Development of a Coring Test for Non-Coring Huber Needles

摘要

Huber needles were designed to penetrate an implantable port septum without producing cores, or shaving off slivers of material from the septum which can cause the port to leak or fail. Needles with manufacturing flaws resulting in sharp rear bevel edges [1] have been undetected in some products. That sharp rear bevel edge (sharp anti-coring heel) is the major factor in producing cores (i.e. plugs of septum material) during the septum perforation. When a core is produced the small piece of silicone (a core) can be flushed from the needle into the port, possibly entering the blood vessel. This can lead to adverse health events.
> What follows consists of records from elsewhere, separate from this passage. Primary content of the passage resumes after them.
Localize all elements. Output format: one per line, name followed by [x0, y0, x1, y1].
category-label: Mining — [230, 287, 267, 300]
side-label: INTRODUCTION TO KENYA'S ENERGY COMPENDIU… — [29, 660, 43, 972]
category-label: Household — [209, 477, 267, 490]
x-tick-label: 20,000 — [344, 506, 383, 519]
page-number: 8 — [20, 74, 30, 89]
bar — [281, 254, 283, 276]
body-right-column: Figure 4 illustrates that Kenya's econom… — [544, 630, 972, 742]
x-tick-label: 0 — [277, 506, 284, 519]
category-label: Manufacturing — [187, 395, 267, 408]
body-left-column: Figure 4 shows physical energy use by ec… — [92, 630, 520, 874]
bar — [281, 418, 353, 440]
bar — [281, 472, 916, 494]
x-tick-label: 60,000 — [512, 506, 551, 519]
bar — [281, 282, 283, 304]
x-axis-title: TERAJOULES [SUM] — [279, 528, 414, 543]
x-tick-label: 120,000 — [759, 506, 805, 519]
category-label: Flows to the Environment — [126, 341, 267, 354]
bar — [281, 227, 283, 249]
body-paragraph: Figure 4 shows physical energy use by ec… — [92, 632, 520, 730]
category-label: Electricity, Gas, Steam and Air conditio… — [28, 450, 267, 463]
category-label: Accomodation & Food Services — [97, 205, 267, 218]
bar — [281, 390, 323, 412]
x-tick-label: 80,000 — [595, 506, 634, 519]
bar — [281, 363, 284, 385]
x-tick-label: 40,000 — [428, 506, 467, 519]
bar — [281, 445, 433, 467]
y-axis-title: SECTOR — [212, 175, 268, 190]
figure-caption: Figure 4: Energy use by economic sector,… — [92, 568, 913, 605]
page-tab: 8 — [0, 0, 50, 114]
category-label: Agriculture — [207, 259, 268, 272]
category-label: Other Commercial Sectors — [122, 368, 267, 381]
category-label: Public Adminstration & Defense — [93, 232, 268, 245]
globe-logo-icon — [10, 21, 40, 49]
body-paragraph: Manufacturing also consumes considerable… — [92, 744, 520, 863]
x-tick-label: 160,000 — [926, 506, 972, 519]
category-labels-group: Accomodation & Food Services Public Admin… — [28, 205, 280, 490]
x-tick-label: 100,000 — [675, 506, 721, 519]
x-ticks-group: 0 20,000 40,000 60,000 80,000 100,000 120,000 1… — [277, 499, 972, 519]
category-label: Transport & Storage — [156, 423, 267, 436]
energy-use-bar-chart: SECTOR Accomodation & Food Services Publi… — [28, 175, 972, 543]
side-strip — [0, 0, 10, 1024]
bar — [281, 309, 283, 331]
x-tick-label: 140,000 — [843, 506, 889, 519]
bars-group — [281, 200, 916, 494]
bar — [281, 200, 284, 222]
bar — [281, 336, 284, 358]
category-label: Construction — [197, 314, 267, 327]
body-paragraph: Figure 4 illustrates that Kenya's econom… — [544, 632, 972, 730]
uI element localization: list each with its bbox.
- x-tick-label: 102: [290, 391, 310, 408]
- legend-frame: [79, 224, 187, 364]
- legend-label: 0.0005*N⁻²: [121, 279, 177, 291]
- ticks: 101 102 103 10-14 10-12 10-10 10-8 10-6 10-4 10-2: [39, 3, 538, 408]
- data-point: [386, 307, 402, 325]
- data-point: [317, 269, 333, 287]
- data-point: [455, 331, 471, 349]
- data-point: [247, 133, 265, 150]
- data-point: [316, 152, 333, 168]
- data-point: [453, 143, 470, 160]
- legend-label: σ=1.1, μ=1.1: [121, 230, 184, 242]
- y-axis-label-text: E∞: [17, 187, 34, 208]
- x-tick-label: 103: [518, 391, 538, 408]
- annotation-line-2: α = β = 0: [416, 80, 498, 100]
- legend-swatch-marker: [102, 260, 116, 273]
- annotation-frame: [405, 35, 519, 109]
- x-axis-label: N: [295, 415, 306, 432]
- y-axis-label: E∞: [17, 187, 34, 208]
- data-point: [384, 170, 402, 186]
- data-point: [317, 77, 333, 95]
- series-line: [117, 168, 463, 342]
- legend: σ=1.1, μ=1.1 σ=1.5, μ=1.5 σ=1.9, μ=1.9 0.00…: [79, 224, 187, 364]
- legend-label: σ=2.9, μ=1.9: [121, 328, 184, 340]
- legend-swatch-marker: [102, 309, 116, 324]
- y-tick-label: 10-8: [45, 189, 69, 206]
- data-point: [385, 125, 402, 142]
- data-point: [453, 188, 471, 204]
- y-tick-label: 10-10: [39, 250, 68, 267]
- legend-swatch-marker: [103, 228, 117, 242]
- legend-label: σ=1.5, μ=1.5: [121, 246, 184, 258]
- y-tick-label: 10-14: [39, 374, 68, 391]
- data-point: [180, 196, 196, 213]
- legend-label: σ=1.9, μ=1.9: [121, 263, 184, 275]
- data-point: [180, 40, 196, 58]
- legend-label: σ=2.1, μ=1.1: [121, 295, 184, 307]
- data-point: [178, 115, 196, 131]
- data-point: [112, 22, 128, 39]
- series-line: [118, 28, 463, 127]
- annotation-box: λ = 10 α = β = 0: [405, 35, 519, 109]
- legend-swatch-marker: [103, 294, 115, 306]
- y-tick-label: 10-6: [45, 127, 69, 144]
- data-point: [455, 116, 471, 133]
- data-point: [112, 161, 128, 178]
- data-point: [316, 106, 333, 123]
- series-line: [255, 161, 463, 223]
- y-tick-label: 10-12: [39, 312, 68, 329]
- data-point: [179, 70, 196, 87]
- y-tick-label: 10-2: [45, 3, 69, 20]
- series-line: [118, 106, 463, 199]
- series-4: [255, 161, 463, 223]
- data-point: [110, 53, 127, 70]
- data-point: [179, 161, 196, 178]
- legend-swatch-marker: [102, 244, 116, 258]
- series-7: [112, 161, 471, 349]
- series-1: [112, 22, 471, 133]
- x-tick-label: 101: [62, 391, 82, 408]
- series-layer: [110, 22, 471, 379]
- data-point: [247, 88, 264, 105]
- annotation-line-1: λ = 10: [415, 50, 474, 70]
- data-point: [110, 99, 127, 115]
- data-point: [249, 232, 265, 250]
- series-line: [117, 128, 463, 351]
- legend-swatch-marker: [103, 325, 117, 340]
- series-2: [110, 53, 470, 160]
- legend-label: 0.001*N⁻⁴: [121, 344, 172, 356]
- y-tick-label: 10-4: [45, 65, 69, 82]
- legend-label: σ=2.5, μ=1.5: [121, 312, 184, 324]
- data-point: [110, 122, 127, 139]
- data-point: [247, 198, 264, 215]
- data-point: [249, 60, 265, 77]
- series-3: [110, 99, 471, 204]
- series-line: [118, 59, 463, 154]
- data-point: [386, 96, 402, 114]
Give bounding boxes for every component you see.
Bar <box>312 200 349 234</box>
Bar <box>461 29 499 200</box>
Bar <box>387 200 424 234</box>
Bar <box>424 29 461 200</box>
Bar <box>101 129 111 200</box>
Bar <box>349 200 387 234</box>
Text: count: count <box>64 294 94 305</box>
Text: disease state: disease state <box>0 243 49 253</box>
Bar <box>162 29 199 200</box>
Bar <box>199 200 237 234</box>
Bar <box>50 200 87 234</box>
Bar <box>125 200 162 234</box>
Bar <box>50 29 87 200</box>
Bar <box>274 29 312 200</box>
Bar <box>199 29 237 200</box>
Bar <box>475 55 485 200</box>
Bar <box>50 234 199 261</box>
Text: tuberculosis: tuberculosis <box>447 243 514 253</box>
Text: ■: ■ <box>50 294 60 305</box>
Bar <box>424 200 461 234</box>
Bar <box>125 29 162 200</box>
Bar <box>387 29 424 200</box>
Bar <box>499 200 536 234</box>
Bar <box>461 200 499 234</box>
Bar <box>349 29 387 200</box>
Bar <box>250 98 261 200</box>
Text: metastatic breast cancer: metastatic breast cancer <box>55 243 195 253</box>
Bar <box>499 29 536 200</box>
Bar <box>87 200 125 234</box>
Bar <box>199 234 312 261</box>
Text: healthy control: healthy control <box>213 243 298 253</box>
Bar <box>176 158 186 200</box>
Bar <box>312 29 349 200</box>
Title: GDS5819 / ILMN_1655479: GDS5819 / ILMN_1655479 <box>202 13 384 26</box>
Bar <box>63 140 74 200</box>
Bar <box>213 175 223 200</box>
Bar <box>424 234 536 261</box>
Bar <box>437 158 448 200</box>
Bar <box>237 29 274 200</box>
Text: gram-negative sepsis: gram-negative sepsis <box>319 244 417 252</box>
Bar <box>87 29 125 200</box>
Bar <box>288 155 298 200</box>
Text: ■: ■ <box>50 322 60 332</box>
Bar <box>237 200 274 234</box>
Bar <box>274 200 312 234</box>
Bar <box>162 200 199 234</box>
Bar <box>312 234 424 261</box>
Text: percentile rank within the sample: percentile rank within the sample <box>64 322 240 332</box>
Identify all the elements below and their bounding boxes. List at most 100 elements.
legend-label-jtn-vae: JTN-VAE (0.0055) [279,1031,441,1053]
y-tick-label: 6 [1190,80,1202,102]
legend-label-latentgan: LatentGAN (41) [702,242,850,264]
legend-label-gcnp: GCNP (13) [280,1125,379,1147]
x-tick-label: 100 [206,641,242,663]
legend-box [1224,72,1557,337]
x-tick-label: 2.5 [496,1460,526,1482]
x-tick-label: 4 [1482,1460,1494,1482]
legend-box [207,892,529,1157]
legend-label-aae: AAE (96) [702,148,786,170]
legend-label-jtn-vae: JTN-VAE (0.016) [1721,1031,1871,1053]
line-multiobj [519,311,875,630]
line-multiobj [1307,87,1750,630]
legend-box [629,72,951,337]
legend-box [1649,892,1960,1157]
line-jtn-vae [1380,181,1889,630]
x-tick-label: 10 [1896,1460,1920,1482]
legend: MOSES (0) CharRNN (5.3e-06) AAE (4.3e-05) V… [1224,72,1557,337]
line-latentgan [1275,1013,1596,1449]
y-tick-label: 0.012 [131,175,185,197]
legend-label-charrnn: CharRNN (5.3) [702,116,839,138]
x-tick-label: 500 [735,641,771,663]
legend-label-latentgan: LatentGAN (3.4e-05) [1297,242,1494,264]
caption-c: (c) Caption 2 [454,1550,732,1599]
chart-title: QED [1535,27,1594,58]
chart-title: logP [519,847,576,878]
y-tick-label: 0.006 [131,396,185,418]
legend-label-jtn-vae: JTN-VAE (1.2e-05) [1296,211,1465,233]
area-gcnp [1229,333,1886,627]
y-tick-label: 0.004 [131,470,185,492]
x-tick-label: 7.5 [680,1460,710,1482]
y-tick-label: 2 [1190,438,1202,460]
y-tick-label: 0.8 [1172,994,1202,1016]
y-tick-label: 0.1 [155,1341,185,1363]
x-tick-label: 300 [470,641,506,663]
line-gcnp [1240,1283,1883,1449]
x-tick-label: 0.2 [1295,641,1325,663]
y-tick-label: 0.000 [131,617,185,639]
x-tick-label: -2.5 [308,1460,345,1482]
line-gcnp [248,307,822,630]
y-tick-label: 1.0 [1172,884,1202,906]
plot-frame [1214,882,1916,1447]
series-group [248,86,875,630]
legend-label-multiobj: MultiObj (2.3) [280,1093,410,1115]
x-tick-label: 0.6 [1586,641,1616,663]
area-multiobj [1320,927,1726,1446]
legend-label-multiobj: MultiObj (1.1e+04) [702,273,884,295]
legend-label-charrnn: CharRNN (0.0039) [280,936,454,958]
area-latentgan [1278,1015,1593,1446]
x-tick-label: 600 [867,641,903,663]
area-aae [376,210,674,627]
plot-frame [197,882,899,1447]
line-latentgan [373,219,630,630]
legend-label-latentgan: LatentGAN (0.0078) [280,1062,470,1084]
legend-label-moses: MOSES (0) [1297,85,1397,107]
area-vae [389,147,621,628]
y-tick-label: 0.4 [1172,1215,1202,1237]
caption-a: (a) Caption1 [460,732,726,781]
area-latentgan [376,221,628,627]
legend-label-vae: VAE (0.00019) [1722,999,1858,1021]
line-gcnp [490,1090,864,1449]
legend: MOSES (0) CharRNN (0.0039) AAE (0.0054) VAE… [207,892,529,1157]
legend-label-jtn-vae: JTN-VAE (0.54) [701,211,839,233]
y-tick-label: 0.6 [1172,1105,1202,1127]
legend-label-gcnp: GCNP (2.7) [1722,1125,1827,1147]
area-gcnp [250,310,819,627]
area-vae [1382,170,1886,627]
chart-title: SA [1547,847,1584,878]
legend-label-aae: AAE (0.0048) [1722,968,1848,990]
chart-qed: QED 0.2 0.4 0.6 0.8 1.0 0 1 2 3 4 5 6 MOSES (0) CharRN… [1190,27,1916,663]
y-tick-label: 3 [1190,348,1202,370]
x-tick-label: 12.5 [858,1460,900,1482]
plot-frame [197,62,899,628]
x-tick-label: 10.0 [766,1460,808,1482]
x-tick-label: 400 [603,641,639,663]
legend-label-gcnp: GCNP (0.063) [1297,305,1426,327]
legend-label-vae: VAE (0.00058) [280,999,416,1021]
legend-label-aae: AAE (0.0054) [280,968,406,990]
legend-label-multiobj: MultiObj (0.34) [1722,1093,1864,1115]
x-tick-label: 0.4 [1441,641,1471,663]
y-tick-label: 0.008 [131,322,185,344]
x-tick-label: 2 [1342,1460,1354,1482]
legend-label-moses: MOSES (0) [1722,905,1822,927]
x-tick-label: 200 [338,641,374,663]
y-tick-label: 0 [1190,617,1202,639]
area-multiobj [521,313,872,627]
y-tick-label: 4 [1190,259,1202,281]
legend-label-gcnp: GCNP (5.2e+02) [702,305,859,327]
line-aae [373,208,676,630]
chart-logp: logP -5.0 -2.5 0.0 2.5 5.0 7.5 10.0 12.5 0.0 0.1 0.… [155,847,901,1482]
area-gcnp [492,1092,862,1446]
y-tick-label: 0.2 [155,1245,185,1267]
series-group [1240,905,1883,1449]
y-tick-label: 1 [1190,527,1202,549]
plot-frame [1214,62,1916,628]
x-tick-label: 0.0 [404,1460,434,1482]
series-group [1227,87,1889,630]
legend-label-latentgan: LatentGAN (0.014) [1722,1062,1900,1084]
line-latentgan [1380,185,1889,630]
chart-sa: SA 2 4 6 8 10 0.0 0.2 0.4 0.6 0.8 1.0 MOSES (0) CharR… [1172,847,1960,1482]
In recent years about two million Huber needles were voluntarily recalled from the market due to the possibility of coring. There is no standardized coring test for Huber needles. Some manufacturers sell their ports and needles as a kit while a majority of needle manufacturers sell their needles without specifying compatibility with specific ports. Port septa differ in shape, hardness, and how they are clamped into the body of the port. Healthcare providers believe that any Huber needle can be used with any implantable port, even when a port manufacturer specifies that a specific brand of Huber needle should be used. This is due to the assumption that all Huber needles are non-coring for any application. Since the performance of Huber needles has been inconsistent [1], the food and drug administration (FDA) developed an anti-coring test and is working with ASTM to use this test as a basis for a voluntary standard for testing Huber needle coring.